You can enjoy chutoro from Funka Bay in Hokkaido and otoro fatty tuna from Oma Port in Aomori. The chef’s intricate knife skills highlight the beautiful delicate pattern of kisu Japanese whiting from Futtsu, Chiba. Served in gunkan-maki style wrapped in crisp aromatic nori seaweed is melt-in-your-mouth, plump orange pieces of bafun-uni sea urchin from Yoichi to the west of Sapporo, Hokkaido. Juicy, tender abalone from Ohara, Chiba, sits on a wooden dish elevated on an octagonal pedestal, and the striking purple surface contrasts with the creamy flesh of simmered octopus from Yokosuka. And then the chance to savor yet another variety of sea urchin – akauni from Karatsu, Saga – pieces layered on a wooden platter ready to be devoured.

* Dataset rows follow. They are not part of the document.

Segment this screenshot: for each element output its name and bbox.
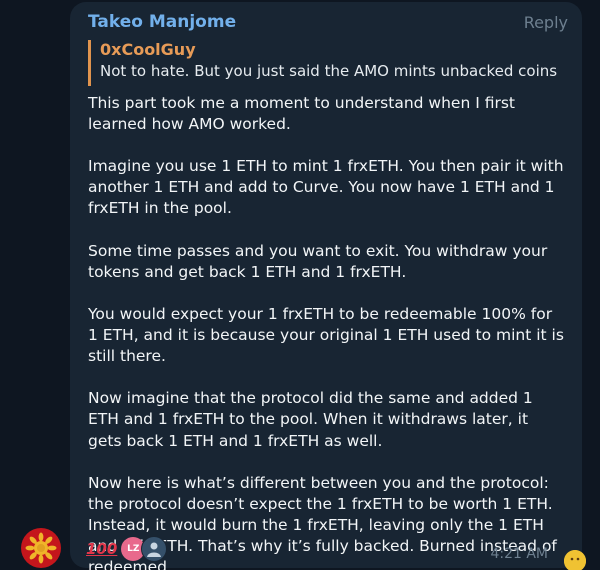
message-paragraph: Imagine you use 1 ETH to mint 1 frxETH. … bbox=[88, 157, 564, 218]
reader-avatar bbox=[564, 550, 586, 570]
reactor-avatar-photo bbox=[141, 536, 168, 562]
message-paragraph: This part took me a moment to understand… bbox=[88, 94, 515, 134]
quote-text: Not to hate. But you just said the AMO m… bbox=[100, 62, 558, 80]
message-body: This part took me a moment to understand… bbox=[88, 93, 566, 570]
chrysanthemum-seal-icon bbox=[22, 529, 60, 567]
message-bubble[interactable]: Takeo Manjome Reply 0xCoolGuy Not to hat… bbox=[70, 2, 582, 570]
reply-button[interactable]: Reply bbox=[524, 13, 568, 32]
sender-avatar[interactable] bbox=[21, 528, 61, 568]
person-icon bbox=[147, 542, 162, 557]
message-timestamp: 4:21 AM bbox=[490, 546, 548, 562]
message-paragraph: Now imagine that the protocol did the sa… bbox=[88, 389, 533, 450]
reaction-bar[interactable]: 100 LZ bbox=[86, 535, 168, 563]
message-paragraph: Some time passes and you want to exit. Y… bbox=[88, 241, 548, 281]
hundred-points-icon[interactable]: 100 bbox=[86, 540, 117, 558]
message-paragraph: You would expect your 1 frxETH to be red… bbox=[88, 304, 564, 366]
quote-author: 0xCoolGuy bbox=[100, 40, 196, 59]
smiley-icon bbox=[564, 550, 586, 570]
quoted-reply[interactable]: 0xCoolGuy Not to hate. But you just said… bbox=[88, 40, 558, 86]
sender-name[interactable]: Takeo Manjome bbox=[88, 12, 236, 32]
chat-view: Takeo Manjome Reply 0xCoolGuy Not to hat… bbox=[0, 0, 600, 570]
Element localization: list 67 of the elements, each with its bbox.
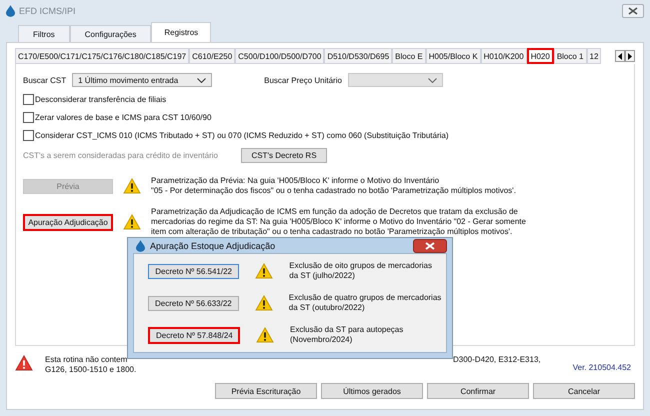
decree-description: da ST (outubro/2022) bbox=[288, 303, 366, 313]
tab[interactable]: Configurações bbox=[70, 25, 152, 42]
warning-icon bbox=[123, 178, 141, 194]
tab[interactable]: C610/E250 bbox=[189, 48, 236, 64]
tab[interactable]: 12 bbox=[586, 48, 602, 64]
footer-button[interactable]: Confirmar bbox=[427, 383, 529, 399]
warning-icon bbox=[254, 295, 273, 311]
warning-icon bbox=[255, 263, 274, 279]
drop-icon bbox=[136, 240, 145, 252]
error-icon bbox=[15, 355, 33, 371]
cst-decree-button[interactable]: CST's Decreto RS bbox=[241, 148, 327, 162]
info-text: "05 - Por determinação dos fiscos" ou o tenha cadastrado no botão 'Parametrização múltiplos motivos'. bbox=[151, 186, 516, 196]
tab[interactable]: Bloco E bbox=[392, 48, 426, 64]
warning-icon bbox=[256, 327, 274, 343]
notice-text: G126, 1500-1510 e 1800. bbox=[45, 365, 138, 375]
decree-button[interactable]: Decreto Nº 56.541/22 bbox=[148, 264, 240, 278]
close-icon bbox=[628, 7, 638, 15]
scroll-left-button[interactable] bbox=[615, 50, 625, 62]
dialog-title: Apuração Estoque Adjudicação bbox=[150, 240, 276, 250]
field-label: Buscar CST bbox=[23, 76, 66, 84]
decree-description: da ST (julho/2022) bbox=[289, 271, 356, 281]
checkbox[interactable] bbox=[23, 130, 34, 140]
footer-button[interactable]: Cancelar bbox=[533, 383, 635, 399]
checkbox[interactable] bbox=[23, 94, 34, 104]
decree-button[interactable]: Decreto Nº 57.848/24 bbox=[148, 326, 240, 344]
left-arrow-icon bbox=[618, 52, 622, 60]
checkbox[interactable] bbox=[23, 112, 34, 122]
info-text: Parametrização da Prévia: Na guia 'H005/Bloco K' informe o Motivo do Inventário bbox=[151, 176, 440, 186]
close-button[interactable] bbox=[413, 238, 447, 252]
tab[interactable]: C170/E500/C171/C175/C176/C180/C185/C197 bbox=[15, 48, 190, 64]
action-button[interactable]: Apuração Adjudicação bbox=[23, 214, 113, 230]
checkbox-label: Considerar CST_ICMS 010 (ICMS Tributado + ST) ou 070 (ICMS Reduzido + ST) como 060 (Substituição Tributária) bbox=[35, 130, 449, 140]
caret-icon bbox=[197, 78, 206, 82]
info-text: Parametrização da Adjudicação de ICMS em função da adoção de Decretos que tratam da exclusão de bbox=[151, 207, 519, 217]
section-label: CST's a serem consideradas para crédito de inventário bbox=[23, 150, 219, 160]
tab[interactable]: H005/Bloco K bbox=[426, 48, 481, 64]
footer-button[interactable]: Prévia Escrituração bbox=[215, 383, 317, 399]
field-label: Buscar Preço Unitário bbox=[264, 76, 342, 84]
window-title: EFD ICMS/IPI bbox=[19, 6, 76, 16]
notice-text: D300-D420, E312-E313, bbox=[453, 355, 541, 365]
scroll-right-button[interactable] bbox=[625, 50, 635, 62]
version-label: Ver. 210504.452 bbox=[572, 363, 631, 372]
close-button[interactable] bbox=[622, 4, 644, 18]
decree-description: Exclusão de oito grupos de mercadorias bbox=[289, 261, 432, 271]
drop-icon bbox=[6, 5, 15, 17]
decree-description: Exclusão de quatro grupos de mercadorias bbox=[288, 293, 442, 303]
tab[interactable]: Registros bbox=[151, 22, 212, 42]
info-text: mercadorias do regime da ST: Na guia 'H005/Bloco K' informe o Motivo do Inventário "02 - Gerar somente bbox=[151, 217, 526, 227]
decree-description: Exclusão da ST para autopeças bbox=[290, 325, 404, 335]
tab[interactable]: Filtros bbox=[18, 25, 70, 42]
right-arrow-icon bbox=[628, 52, 632, 60]
checkbox-label: Desconsiderar transferência de filiais bbox=[35, 94, 166, 104]
tab[interactable]: D510/D530/D695 bbox=[324, 48, 392, 64]
cst-dropdown[interactable]: 1 Último movimento entrada bbox=[72, 73, 212, 87]
tab[interactable]: Bloco 1 bbox=[554, 48, 586, 64]
info-text: item com alteração de tributação" ou o tenha cadastrado no botão 'Parametrização múltiplos motivos'. bbox=[151, 227, 514, 237]
caret-icon bbox=[428, 78, 437, 82]
footer-button[interactable]: Últimos gerados bbox=[321, 383, 423, 399]
decree-button[interactable]: Decreto Nº 56.633/22 bbox=[148, 296, 239, 310]
notice-text: Esta rotina não contem bbox=[45, 355, 128, 365]
warning-icon bbox=[123, 214, 141, 230]
tab[interactable]: H010/K200 bbox=[480, 48, 527, 64]
checkbox-label: Zerar valores de base e ICMS para CST 10/60/90 bbox=[35, 112, 212, 122]
tab[interactable]: C500/D100/D500/D700 bbox=[235, 48, 324, 64]
tab[interactable]: H020 bbox=[526, 48, 554, 64]
decree-description: (Novembro/2024) bbox=[290, 335, 354, 345]
close-icon bbox=[425, 242, 435, 250]
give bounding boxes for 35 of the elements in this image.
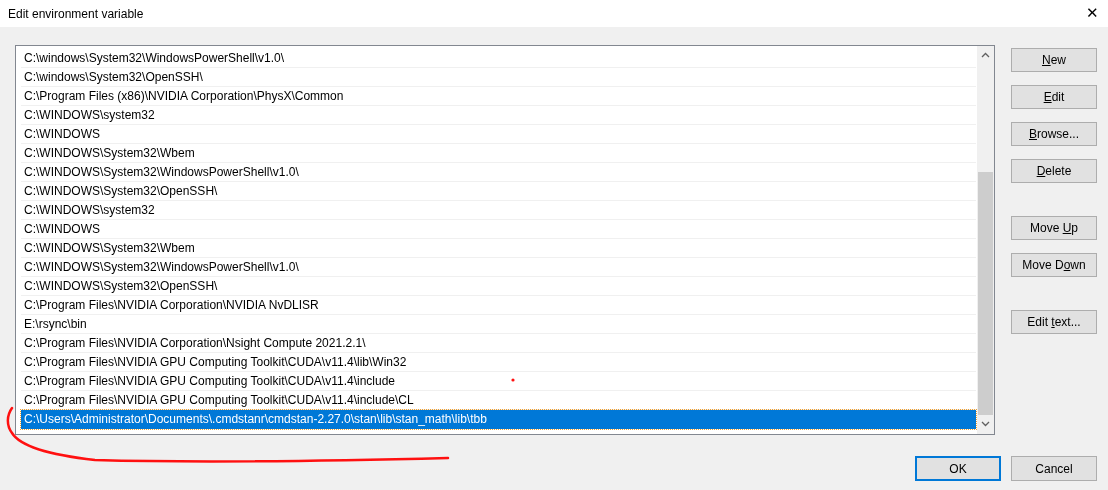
side-button[interactable]: Move Down	[1011, 253, 1097, 277]
close-button[interactable]: ✕	[1080, 1, 1104, 26]
scrollbar[interactable]	[977, 46, 994, 434]
path-list-item[interactable]: C:\Program Files\NVIDIA GPU Computing Toolkit\CUDA\v11.4\include	[21, 372, 976, 391]
side-button[interactable]: Edit text...	[1011, 310, 1097, 334]
side-button[interactable]: New	[1011, 48, 1097, 72]
path-list-item[interactable]: C:\WINDOWS\System32\OpenSSH\	[21, 277, 976, 296]
path-list-item[interactable]: C:\WINDOWS	[21, 220, 976, 239]
path-list-item[interactable]: C:\Program Files\NVIDIA Corporation\Nsight Compute 2021.2.1\	[21, 334, 976, 353]
path-list-item[interactable]: C:\WINDOWS\System32\Wbem	[21, 144, 976, 163]
path-list-item[interactable]: C:\Program Files\NVIDIA GPU Computing Toolkit\CUDA\v11.4\lib\Win32	[21, 353, 976, 372]
path-list-item[interactable]: C:\Program Files (x86)\NVIDIA Corporation\PhysX\Common	[21, 87, 976, 106]
scroll-up-icon[interactable]	[981, 52, 990, 58]
path-list-item[interactable]: C:\WINDOWS\System32\OpenSSH\	[21, 182, 976, 201]
path-list-item[interactable]: C:\WINDOWS\System32\WindowsPowerShell\v1.0\	[21, 163, 976, 182]
side-button[interactable]: Delete	[1011, 159, 1097, 183]
side-button[interactable]: Browse...	[1011, 122, 1097, 146]
path-list-item[interactable]: C:\WINDOWS\System32\WindowsPowerShell\v1.0\	[21, 258, 976, 277]
scrollbar-thumb[interactable]	[978, 172, 993, 415]
path-list-item[interactable]: C:\WINDOWS	[21, 125, 976, 144]
side-button[interactable]: Edit	[1011, 85, 1097, 109]
path-list-item[interactable]: C:\windows\System32\WindowsPowerShell\v1.0\	[21, 49, 976, 68]
side-button[interactable]: Move Up	[1011, 216, 1097, 240]
path-list-item[interactable]: C:\WINDOWS\system32	[21, 106, 976, 125]
dialog-button[interactable]: OK	[915, 456, 1001, 481]
path-list-item[interactable]: C:\Program Files\NVIDIA Corporation\NVIDIA NvDLISR	[21, 296, 976, 315]
path-list-item[interactable]: C:\Users\Administrator\Documents\.cmdstanr\cmdstan-2.27.0\stan\lib\stan_math\lib\tbb	[21, 410, 976, 429]
scroll-down-icon[interactable]	[981, 421, 990, 427]
path-list-item[interactable]: C:\windows\System32\OpenSSH\	[21, 68, 976, 87]
dialog-button[interactable]: Cancel	[1011, 456, 1097, 481]
path-list-item[interactable]: E:\rsync\bin	[21, 315, 976, 334]
annotation-dot	[511, 378, 515, 382]
path-list-item[interactable]: C:\WINDOWS\system32	[21, 201, 976, 220]
path-list-item[interactable]: C:\WINDOWS\System32\Wbem	[21, 239, 976, 258]
window-title: Edit environment variable	[8, 5, 144, 23]
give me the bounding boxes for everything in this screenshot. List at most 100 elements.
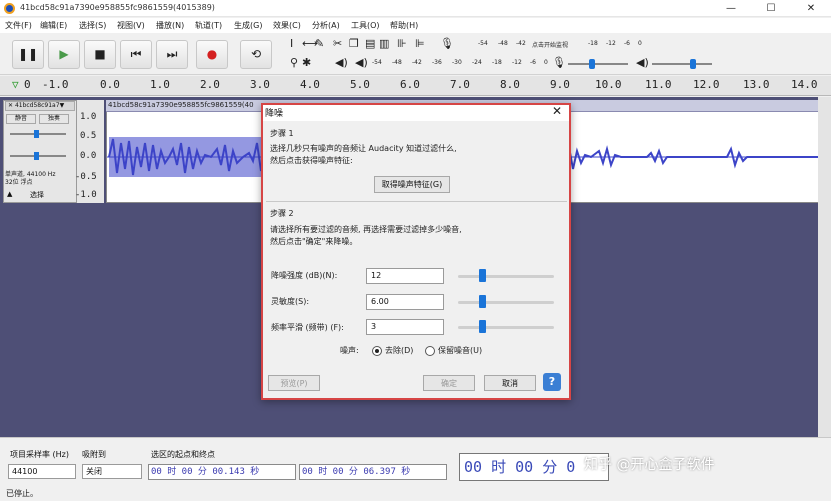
undo-icon[interactable]: ⊫ <box>415 37 425 50</box>
record-button[interactable]: ● <box>196 40 228 69</box>
playback-volume-thumb[interactable] <box>690 59 696 69</box>
close-button[interactable]: ✕ <box>791 0 831 17</box>
residue-radio[interactable] <box>425 346 435 356</box>
snap-to-select[interactable]: 关闭 <box>82 464 142 479</box>
track-close-icon[interactable]: ✕ <box>8 102 15 109</box>
play-meter-tick: -18 <box>492 59 502 66</box>
collapse-track-icon[interactable]: ▲ <box>7 190 12 198</box>
menu-effect[interactable]: 效果(C) <box>273 20 301 31</box>
pause-button[interactable]: ❚❚ <box>12 40 44 69</box>
record-meter-tick: -18 <box>588 40 598 47</box>
frequency-smoothing-slider-thumb[interactable] <box>479 320 486 333</box>
skip-to-start-button[interactable]: ⏮ <box>120 40 152 69</box>
audacity-app-icon <box>4 3 15 14</box>
solo-button[interactable]: 独奏 <box>39 114 69 124</box>
mute-button[interactable]: 静音 <box>6 114 36 124</box>
silence-icon[interactable]: ⊪ <box>397 37 407 50</box>
frequency-smoothing-slider[interactable] <box>458 326 554 329</box>
cut-icon[interactable]: ✂ <box>333 37 342 50</box>
sensitivity-slider-thumb[interactable] <box>479 295 486 308</box>
selection-tool-icon[interactable]: I <box>290 37 293 50</box>
dialog-title: 降噪 <box>265 109 284 119</box>
record-meter-tick: -48 <box>498 40 508 47</box>
record-meter-tick: -42 <box>516 40 526 47</box>
stop-button[interactable]: ■ <box>84 40 116 69</box>
play-meter-speaker-icon[interactable]: ◀) <box>355 56 368 69</box>
ruler-tick: 6.0 <box>400 78 420 91</box>
track-info-format: 32位 浮点 <box>5 179 33 186</box>
menu-tools[interactable]: 工具(O) <box>351 20 380 31</box>
copy-icon[interactable]: ❐ <box>349 37 359 50</box>
play-meter-tick: -48 <box>392 59 402 66</box>
play-meter-tick: 0 <box>544 59 548 66</box>
frequency-smoothing-input[interactable]: 3 <box>366 319 444 335</box>
noise-reduction-input[interactable]: 12 <box>366 268 444 284</box>
select-track-button[interactable]: 选择 <box>30 190 44 200</box>
loop-button[interactable]: ⟲ <box>240 40 272 69</box>
ruler-tick: -1.0 <box>42 78 69 91</box>
noise-mode-label: 噪声: <box>340 346 359 355</box>
trim-icon[interactable]: ▥ <box>379 37 389 50</box>
mic-volume-slider[interactable] <box>568 63 628 65</box>
window-title: 41bcd58c91a7390e958855fc9861559(4015389) <box>20 3 215 12</box>
microphone-icon[interactable]: 🎙 <box>440 37 454 50</box>
clip-name: 41bcd58c91a7390e958855fc9861559(40 <box>108 101 254 109</box>
track-name-menu[interactable]: ✕ 41bcd58c91a7▼ <box>5 101 75 111</box>
playback-volume-slider[interactable] <box>652 63 712 65</box>
play-meter-tick: -6 <box>530 59 536 66</box>
speaker-level-icon[interactable]: ◀) <box>636 56 649 69</box>
menu-generate[interactable]: 生成(G) <box>234 20 262 31</box>
sensitivity-slider[interactable] <box>458 301 554 304</box>
record-meter-tick: 0 <box>638 40 642 47</box>
noise-reduction-slider[interactable] <box>458 275 554 278</box>
noise-reduction-slider-thumb[interactable] <box>479 269 486 282</box>
divider <box>266 201 567 202</box>
menu-help[interactable]: 帮助(H) <box>390 20 418 31</box>
cancel-button[interactable]: 取消 <box>484 375 536 391</box>
residue-radio-label[interactable]: 保留噪音(U) <box>438 345 482 357</box>
draw-tool-icon[interactable]: ✎ <box>315 37 324 50</box>
sensitivity-input[interactable]: 6.00 <box>366 294 444 310</box>
menu-analyze[interactable]: 分析(A) <box>312 20 340 31</box>
remove-radio-label[interactable]: 去除(D) <box>385 345 413 357</box>
menu-transport[interactable]: 播放(N) <box>156 20 184 31</box>
help-icon[interactable]: ? <box>543 373 561 391</box>
dialog-close-icon[interactable]: ✕ <box>552 104 562 118</box>
ok-button[interactable]: 确定 <box>423 375 475 391</box>
menu-select[interactable]: 选择(S) <box>79 20 106 31</box>
watermark: 知乎 @开心盒子软件 <box>584 457 715 473</box>
vertical-scrollbar[interactable] <box>818 97 831 437</box>
pan-slider-thumb[interactable] <box>34 152 39 160</box>
preview-button[interactable]: 预览(P) <box>268 375 320 391</box>
menu-edit[interactable]: 编辑(E) <box>40 20 67 31</box>
gain-slider-thumb[interactable] <box>34 130 39 138</box>
paste-icon[interactable]: ▤ <box>365 37 375 50</box>
menu-file[interactable]: 文件(F) <box>5 20 32 31</box>
multi-tool-icon[interactable]: ✱ <box>302 56 311 69</box>
menu-view[interactable]: 视图(V) <box>117 20 145 31</box>
ruler-tick: 4.0 <box>300 78 320 91</box>
project-rate-select[interactable]: 44100 <box>8 464 76 479</box>
skip-to-end-button[interactable]: ⏭ <box>156 40 188 69</box>
menu-tracks[interactable]: 轨道(T) <box>195 20 222 31</box>
speaker-volume-icon[interactable]: ◀) <box>335 56 348 69</box>
vscale-tick: -1.0 <box>75 190 97 200</box>
maximize-button[interactable]: ☐ <box>751 0 791 17</box>
ruler-tick: 10.0 <box>595 78 622 91</box>
record-meter-tick: -54 <box>478 40 488 47</box>
vscale-tick: -0.5 <box>75 172 97 182</box>
play-meter-tick: -24 <box>472 59 482 66</box>
play-button[interactable]: ▶ <box>48 40 80 69</box>
mic-level-icon[interactable]: 🎙 <box>552 56 566 69</box>
vscale-tick: 0.5 <box>80 131 97 141</box>
step1-text: 选择几秒只有噪声的音频让 Audacity 知道过滤什么, <box>270 144 457 153</box>
zoom-icon[interactable]: ⚲ <box>290 56 298 69</box>
noise-reduction-label: 降噪强度 (dB)(N): <box>271 271 338 280</box>
selection-end-time[interactable]: 00 时 00 分 06.397 秒 <box>299 464 447 480</box>
minimize-button[interactable]: — <box>711 0 751 17</box>
get-noise-profile-button[interactable]: 取得噪声特征(G) <box>374 176 450 193</box>
mic-volume-thumb[interactable] <box>589 59 595 69</box>
ruler-tick: 14.0 <box>791 78 818 91</box>
record-meter-hint[interactable]: 点击开始监视 <box>532 40 568 49</box>
selection-start-time[interactable]: 00 时 00 分 00.143 秒 <box>148 464 296 480</box>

Chef Nakamura personally selects all his ingredients. His search for the best begins every night when he calls his trusted suppliers with requests. Final decisions are made on arrival at Tsukiji Market the next morning, when Nakamura purchases his preferred fish and shellfish from among what has been set aside for him. The menu for cooked dishes that intersperse the meal changes monthly, expressing a significant sense of the season. He is very grateful to the suppliers who have continued to work with him even after his master Chef Nagano’s death, supporting him and his quest for perfection.
Nakamura’s rice is a combination of Koshihikari and Sasanishiki varieties, originally from the Hokuriku and Tohoku regions, respectively. It is a mix the chef created to achieve the perfect moisture content for the shari oval bases on top of which the sliced fish rests. Seasoned with a mixture of red and rice vinegars, the result is sushi that unfolds for delicious flavor with every bite.
One thing that will never change at Umi is the ceramic tableware used to present sushi. With dark greens and browns and a thick earthy quality, the pieces have a touch of blue bringing a sense of the ocean inside. Another dish is a collection of squares that resembles the skin of a crocodile. Once course may be presented on red-brown earthenware with jagged edges, followed by another of smooth and pure white lines to highlight the deep yellow tones of plump uni. Visiting exhibitions from time to time, Nakamura purchases all his tableware according to personal taste, with no leanings to a particular style or potter. One of his favorite items is a tall white porcelain cup. An Arita-yaki piece known as eggshell, Nakamura is especially fond of the delicate lip and the perfect velvety foam created when a refreshing cold beer is poured.